Je ne dirais pas que PRESTER n'a aucun lien avec PRÊTER; il se rapproche de ce dernier au niveau du sens qu'il prend dans "prêter attention". Quand je preste des heures de travail, je "prête" mes connaissances et savoir-faire (et mon attention) à mon employeur.


----------



## Nanon

Presque quatorze ans plus tard (  ), je confirme que _prester _ne se rencontre guère en France... sauf dans des textes européens ou éventuellement des textes français qui citent des sources européennes. Et comme les textes européens viennent de Bruxelles... 
Exemple (un peu ancien) :


> Dans quelles conditions un ressortissant communautaire peut-il prester un service dans un autre État membre que celui dans lequel il est établi ?
> Source : site officiel de la Commission européenne


----------



## Chimel

Je suis conscient que c'est un belgicisme et j'essaie donc de l'éviter dans des textes à vocation "internationale", mais ce n'est pas toujours facile car c'est un verbe diablement pratique. "Les heures de travail prestées" devrait devenir "les heures de travail effectuées" mais je ne sais pas pourquoi, j'ai l'impression que c'est moins précis.
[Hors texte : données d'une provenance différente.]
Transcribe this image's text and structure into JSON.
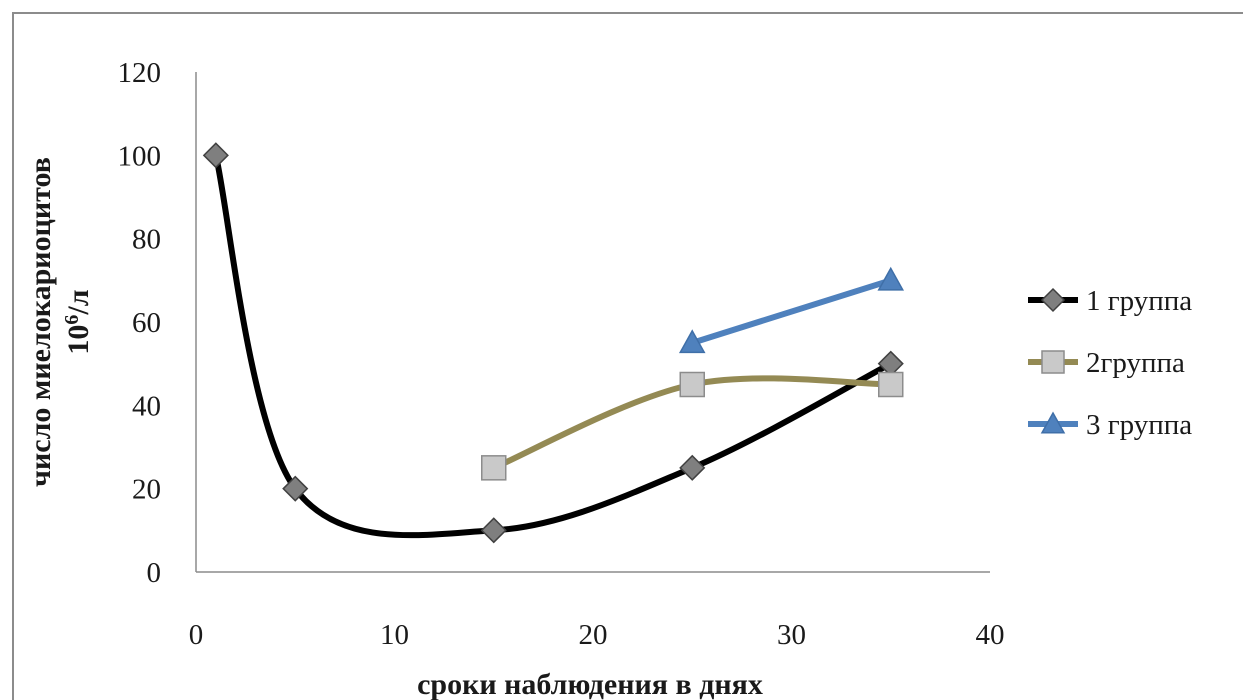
{
  "chart_data": {
    "type": "line",
    "title": "",
    "xlabel": "сроки наблюдения в днях",
    "ylabel_line1": "число миелокариоцитов",
    "ylabel_line2_base": "10",
    "ylabel_line2_sup": "6",
    "ylabel_line2_unit": "/л",
    "xlim": [
      0,
      40
    ],
    "ylim": [
      0,
      120
    ],
    "x_ticks": [
      0,
      10,
      20,
      30,
      40
    ],
    "y_ticks": [
      0,
      20,
      40,
      60,
      80,
      100,
      120
    ],
    "grid": false,
    "legend_position": "right",
    "series": [
      {
        "name": "1 группа",
        "color": "#000000",
        "marker": "diamond",
        "marker_fill": "#7f7f7f",
        "smooth": true,
        "points": [
          [
            1,
            100
          ],
          [
            5,
            20
          ],
          [
            15,
            10
          ],
          [
            25,
            25
          ],
          [
            35,
            50
          ]
        ]
      },
      {
        "name": "2группа",
        "color": "#948a54",
        "marker": "square",
        "marker_fill": "#c9c9c9",
        "smooth": true,
        "points": [
          [
            15,
            25
          ],
          [
            25,
            45
          ],
          [
            35,
            45
          ]
        ]
      },
      {
        "name": "3 группа",
        "color": "#4f81bd",
        "marker": "triangle",
        "marker_fill": "#4f81bd",
        "smooth": false,
        "points": [
          [
            25,
            55
          ],
          [
            35,
            70
          ]
        ]
      }
    ]
  }
}
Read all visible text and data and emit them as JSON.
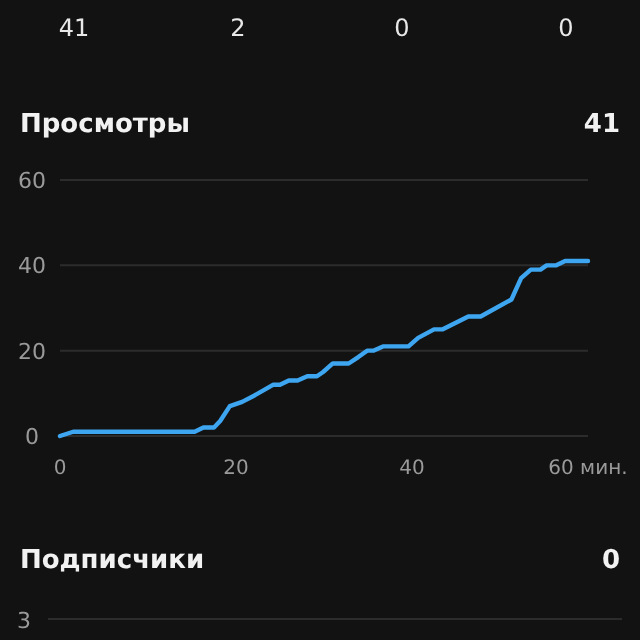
{
  "chart_data": [
    {
      "type": "other",
      "annotations": [
        "41",
        "2",
        "0",
        "0"
      ]
    },
    {
      "type": "line",
      "title": "Просмотры",
      "annotations": [
        "41"
      ],
      "x": [
        0,
        1.5,
        15.3,
        16.3,
        17.5,
        18.2,
        19.3,
        20.7,
        22.1,
        24.2,
        25,
        26,
        27,
        28.1,
        29.2,
        29.9,
        31,
        32.8,
        33.9,
        34.9,
        35.6,
        36.7,
        39.6,
        40.7,
        42.5,
        43.5,
        46.4,
        47.8,
        51.3,
        52.4,
        53.5,
        54.6,
        55.3,
        56.4,
        57.4,
        60
      ],
      "series": [
        {
          "color": "#3ea6f0",
          "values": [
            0,
            1,
            1,
            2,
            2,
            3.5,
            7,
            8,
            9.5,
            12,
            12,
            13,
            13,
            14,
            14,
            15,
            17,
            17,
            18.5,
            20,
            20,
            21,
            21,
            23,
            25,
            25,
            28,
            28,
            32,
            37,
            39,
            39,
            40,
            40,
            41,
            41
          ]
        }
      ],
      "xlim": [
        0,
        60
      ],
      "xticks": [
        0,
        20,
        40,
        {
          "value": 60,
          "label": "60 мин."
        }
      ],
      "ylim": [
        0,
        60
      ],
      "yticks": [
        0,
        20,
        40,
        60
      ],
      "grid": "y"
    },
    {
      "type": "other",
      "title": "Подписчики",
      "annotations": [
        "0",
        "3"
      ]
    }
  ]
}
On parle du reste de prestation, de prestataire (de services)... Il serait donc assez logique que _prester_ s'introduise dans l'usage.


----------



## Nanon

@Chimel, je me suis un peu avancée dans mon post précédent car ton vœu commence très doucement à être exaucé .
Tiré d'une offre d'emploi déjà pourvue mais pas trop ancienne :


> le Gestionnaire administration formation intervient en support auprès de toute l'équipe, pour prester service au travers de différentes missions (source : Gestionnaire administration formation h/f - Econocom SAS - 23/03/2018)


----------



## Maître Capello

Je n'ai pour ma part encore jamais rencontré ce verbe. Pire : avant de lire ce fil, je ne l'aurais pas compris ; j'aurais dû en chercher le sens dans un dictionnaire.


----------



## danielc

Sur ce site de notre gouvernement fédéral on dit que ce belgicisme est répandu dans les textes juridiques européens. Aucune mention de son usage chez nous. Je ne l'ai jamais vu ou entendu et je réagis comme Maître C.

Leur explication suit:

Dérivé verbal du latin _prestare_, _prester_ (prononcer prè-ster) signifie fournir, exécuter, accomplir.

        Ce belgicisme répandu dans les textes juridiques européens s’emploie comme verbe transitif dans le droit des obligations, dans le droit du travail et dans tous les contextes où il s’agit d’exprimer l’idée de la fourniture ou de la prestation de services (_prester un service_), d’heures travaillées (_heures prestées_) ou d’avis donné (_prester un préavis_ de tant de jours)
      Le débiteur _preste_ lorsqu’il fournit ou exécute une prestation, objet d’une obligation (de faire ou de ne pas faire) à laquelle il s’est engagé envers le créancier. Puisque la prestation constitue l’objet d’une obligation, on dit, dans la langue belge, que le _débiteur preste_.
         Un _acte à prester_ est un acte qu’il y a lieu d’accomplir, de réaliser. _Prester à découvert_. « L’exception d’inexécution dispense le contractant de prester à découvert en lui permettant d’opposer à la partie qui réclame son dû un refus légitime d’exécuter, aussi longtemps qu’il n’obtient pas l’accomplissement des obligations que le contrat a prévues en sa faveur. » « Les travailleurs indépendants disposent, en tant que prestataires des services, du droit de prester des services au titre de l’article 56 du traité européen sans avoir à procéder à des formalités injustifiées ou disproportionnées. »
prester – Juridictionnaire – Writing Tools – Resources of the Language Portal of Canada – Languages – Canadian identity and society – Culture, history and sport – Canada.ca

Dans le contexte de l'offre d'emploi à laquelle Nanon fait référence il me semble une tentative d'être "à la mode", dans leur choix de termes, typique d'un certain langage d'affaires.


----------



## Bezoard

Je ne l'ai jamais utilisé à Paris, mais on le trouve mentionné dans le TLFi :


> REM.
> Prester, verbe trans.,région. (Belgique), admin. Fournir une prestation, un travail. (Ds Davau-Cohen 1972, A. Doppagne, _Les Région. du fr._, Paris-Gembloux, Duculot, 1978, p.65).


PRESTER : Définition de PRESTER (cnrtl.fr)


----------